SAFA-SNN: Sparsity-Aware On-Device Few-Shot Class-Incremental Learning with Fast-Adaptive Structure of Spiking Neural Network

Continuous learning of novel classes is crucial for edge devices to preserve data privacy and maintain reliable performance in dynamic environments. However, the scenario becomes particularly challenging when data samples are insufficient, requiring on-device few-shot class-incremental learning (FSCIL) to maintain consistent model performance. Although existing work has explored parameter-efficient FSCIL frameworks based on artificial neural networks (ANNs), their deployment is still fundamentally constrained by limited device resources.
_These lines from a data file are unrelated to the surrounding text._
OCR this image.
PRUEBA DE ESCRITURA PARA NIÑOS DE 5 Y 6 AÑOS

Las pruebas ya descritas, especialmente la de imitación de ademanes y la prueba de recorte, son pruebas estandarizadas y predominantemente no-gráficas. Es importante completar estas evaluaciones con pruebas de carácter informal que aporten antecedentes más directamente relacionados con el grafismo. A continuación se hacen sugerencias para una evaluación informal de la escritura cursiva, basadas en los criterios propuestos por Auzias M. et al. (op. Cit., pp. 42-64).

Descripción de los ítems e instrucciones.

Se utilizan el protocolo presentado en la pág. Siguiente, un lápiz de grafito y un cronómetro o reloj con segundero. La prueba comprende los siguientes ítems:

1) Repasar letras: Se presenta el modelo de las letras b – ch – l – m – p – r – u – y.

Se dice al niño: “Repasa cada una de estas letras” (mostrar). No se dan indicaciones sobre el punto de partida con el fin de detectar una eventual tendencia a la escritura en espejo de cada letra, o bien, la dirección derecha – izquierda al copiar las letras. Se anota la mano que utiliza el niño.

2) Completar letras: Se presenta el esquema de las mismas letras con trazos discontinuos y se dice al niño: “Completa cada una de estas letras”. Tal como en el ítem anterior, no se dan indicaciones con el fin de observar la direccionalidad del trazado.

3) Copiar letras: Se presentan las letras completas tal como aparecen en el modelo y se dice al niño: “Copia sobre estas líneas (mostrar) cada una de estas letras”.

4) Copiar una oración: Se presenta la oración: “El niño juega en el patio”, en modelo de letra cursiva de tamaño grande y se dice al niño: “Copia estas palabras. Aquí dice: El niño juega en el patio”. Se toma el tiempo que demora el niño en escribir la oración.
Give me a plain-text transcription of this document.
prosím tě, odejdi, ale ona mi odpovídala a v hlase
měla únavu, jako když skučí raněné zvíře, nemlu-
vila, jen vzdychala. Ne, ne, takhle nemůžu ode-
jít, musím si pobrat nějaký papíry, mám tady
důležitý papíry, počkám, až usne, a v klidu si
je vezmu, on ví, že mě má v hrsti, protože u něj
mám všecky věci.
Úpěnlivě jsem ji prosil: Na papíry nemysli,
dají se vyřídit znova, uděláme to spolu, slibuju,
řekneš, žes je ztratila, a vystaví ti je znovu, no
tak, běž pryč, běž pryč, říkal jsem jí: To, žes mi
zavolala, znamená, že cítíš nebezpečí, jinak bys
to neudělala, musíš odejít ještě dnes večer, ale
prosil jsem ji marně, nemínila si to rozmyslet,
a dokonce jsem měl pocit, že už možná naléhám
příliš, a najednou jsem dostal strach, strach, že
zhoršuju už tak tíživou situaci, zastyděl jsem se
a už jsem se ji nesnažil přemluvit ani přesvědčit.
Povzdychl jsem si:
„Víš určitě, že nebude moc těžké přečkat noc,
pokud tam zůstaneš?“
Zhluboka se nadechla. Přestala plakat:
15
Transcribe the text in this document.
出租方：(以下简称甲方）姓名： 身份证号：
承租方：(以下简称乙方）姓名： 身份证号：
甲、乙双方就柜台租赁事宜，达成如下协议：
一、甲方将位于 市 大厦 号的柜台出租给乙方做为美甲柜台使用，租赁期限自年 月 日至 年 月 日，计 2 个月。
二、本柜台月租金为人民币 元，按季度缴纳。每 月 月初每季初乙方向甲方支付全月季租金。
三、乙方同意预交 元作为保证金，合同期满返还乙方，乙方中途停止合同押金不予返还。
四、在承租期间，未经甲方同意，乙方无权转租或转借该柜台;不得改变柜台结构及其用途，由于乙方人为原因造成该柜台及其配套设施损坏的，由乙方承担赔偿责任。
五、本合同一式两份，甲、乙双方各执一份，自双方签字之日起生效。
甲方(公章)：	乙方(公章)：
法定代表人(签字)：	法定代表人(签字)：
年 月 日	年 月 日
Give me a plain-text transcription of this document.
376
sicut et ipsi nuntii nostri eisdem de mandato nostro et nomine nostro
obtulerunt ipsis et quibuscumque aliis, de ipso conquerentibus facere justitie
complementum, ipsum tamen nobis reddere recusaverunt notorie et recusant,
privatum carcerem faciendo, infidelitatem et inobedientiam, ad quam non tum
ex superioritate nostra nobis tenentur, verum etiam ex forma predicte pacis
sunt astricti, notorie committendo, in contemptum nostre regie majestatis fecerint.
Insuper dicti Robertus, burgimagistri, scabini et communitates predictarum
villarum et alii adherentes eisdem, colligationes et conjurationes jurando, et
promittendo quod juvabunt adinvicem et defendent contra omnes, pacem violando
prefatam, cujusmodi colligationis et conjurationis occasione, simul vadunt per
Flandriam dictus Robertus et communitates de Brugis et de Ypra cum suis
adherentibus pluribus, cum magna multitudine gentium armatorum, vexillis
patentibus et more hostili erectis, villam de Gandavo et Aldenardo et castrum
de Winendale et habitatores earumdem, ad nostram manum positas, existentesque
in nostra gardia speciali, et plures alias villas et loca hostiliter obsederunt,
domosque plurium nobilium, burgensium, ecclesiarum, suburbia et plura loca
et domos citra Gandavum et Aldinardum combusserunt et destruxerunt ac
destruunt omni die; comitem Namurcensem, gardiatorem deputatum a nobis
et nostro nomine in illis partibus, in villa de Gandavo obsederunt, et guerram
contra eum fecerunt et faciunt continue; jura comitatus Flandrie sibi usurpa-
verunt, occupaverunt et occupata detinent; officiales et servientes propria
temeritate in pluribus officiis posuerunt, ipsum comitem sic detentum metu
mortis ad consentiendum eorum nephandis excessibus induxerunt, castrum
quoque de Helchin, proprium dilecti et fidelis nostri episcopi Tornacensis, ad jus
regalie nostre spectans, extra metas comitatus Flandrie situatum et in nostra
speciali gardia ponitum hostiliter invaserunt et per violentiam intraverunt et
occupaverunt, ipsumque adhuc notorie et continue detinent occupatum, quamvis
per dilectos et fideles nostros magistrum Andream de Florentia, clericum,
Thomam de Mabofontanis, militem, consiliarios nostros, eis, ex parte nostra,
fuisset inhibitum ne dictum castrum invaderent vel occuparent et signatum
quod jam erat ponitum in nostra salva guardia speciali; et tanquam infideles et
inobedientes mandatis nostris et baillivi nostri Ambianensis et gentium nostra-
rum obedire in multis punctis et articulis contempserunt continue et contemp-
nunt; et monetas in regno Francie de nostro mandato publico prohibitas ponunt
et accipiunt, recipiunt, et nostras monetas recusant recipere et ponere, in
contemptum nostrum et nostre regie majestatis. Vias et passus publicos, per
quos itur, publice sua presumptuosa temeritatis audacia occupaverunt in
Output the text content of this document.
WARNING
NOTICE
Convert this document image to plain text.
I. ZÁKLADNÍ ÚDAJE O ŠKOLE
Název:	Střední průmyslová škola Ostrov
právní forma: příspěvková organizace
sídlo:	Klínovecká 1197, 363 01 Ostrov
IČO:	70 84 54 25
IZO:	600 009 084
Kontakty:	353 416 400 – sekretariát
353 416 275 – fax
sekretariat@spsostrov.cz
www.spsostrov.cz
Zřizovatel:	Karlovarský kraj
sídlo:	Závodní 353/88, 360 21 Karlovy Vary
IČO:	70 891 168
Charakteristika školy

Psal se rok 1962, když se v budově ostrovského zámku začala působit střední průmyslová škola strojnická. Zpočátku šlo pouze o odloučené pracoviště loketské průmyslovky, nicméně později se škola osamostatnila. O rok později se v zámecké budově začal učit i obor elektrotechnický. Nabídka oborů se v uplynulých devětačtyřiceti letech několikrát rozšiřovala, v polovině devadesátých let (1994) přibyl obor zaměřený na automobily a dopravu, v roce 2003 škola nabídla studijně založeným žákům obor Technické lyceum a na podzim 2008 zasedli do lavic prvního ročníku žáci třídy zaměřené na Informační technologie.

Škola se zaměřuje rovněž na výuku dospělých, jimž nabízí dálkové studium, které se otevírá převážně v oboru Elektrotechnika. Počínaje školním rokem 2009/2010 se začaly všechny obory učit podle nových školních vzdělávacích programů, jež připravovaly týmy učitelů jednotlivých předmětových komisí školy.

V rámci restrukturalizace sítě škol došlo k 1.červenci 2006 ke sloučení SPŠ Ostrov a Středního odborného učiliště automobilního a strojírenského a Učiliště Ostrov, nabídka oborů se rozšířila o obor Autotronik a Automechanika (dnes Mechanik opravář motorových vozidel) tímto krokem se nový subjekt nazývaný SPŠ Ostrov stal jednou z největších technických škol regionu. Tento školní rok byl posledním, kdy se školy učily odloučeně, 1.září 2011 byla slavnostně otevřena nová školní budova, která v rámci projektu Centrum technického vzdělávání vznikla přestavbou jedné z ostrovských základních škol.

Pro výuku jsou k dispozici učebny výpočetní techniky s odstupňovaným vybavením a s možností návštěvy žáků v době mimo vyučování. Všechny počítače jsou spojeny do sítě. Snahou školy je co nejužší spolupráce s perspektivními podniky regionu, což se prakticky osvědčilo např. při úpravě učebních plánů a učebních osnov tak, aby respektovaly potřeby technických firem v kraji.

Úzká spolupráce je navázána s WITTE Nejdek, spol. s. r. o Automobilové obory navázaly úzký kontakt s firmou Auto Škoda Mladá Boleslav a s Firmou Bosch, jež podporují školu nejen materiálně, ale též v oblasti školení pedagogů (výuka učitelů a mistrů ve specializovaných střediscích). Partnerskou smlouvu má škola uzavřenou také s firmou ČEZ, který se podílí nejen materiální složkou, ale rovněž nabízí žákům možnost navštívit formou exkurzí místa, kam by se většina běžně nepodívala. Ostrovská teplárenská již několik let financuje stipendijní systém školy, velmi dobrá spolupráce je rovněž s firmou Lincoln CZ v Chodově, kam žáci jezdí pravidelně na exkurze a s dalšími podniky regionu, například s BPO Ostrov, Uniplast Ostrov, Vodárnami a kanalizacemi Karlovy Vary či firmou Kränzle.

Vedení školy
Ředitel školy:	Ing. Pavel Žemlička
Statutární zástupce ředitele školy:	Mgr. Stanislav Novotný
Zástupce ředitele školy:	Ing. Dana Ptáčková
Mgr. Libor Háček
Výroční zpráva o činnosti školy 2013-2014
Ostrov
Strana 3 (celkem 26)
Spiking neural networks (SNNs) process spatiotemporal information efficiently, offering lower energy consumption, greater biological plausibility, and compatibility with neuromorphic hardware than ANNs. In this work, we propose an SNN-based method containing Sparsity-Aware neuronal dynamics and Fast Adaptive structure (SAFA-SNN) for On-Device FSCIL. First, neurons are sparsity-aware with dynamic thresholds, keeping most of them stable. As a result, the synaptic traces that encode base-class knowledge are naturally preserved, thereby alleviating catastrophic forgetting. To cope with spike non-differentiability in backpropagation, we employ a gradient-free estimation, i.e., zeroth-order optimization. Moreover, class prototypes can limit overfitting on few-shot data but introduce bias in incremental learning. We enhance prototype discriminability by subspace projection. Extensive experiments conducted on two standard benchmark datasets (CIFAR100 and Mini-ImageNet) and three neuromorphic datasets (CIFAR-10-DVS, DVS128gesture, and N-Caltech101) demonstrate that SAFA-SNN outperforms baseline methods, specifically achieving at least 4.01\% improvement at the last incremental session on Mini-ImageNet and 20\% lower energy cost on Spiking ResNet-20 over baselines with practical implementation.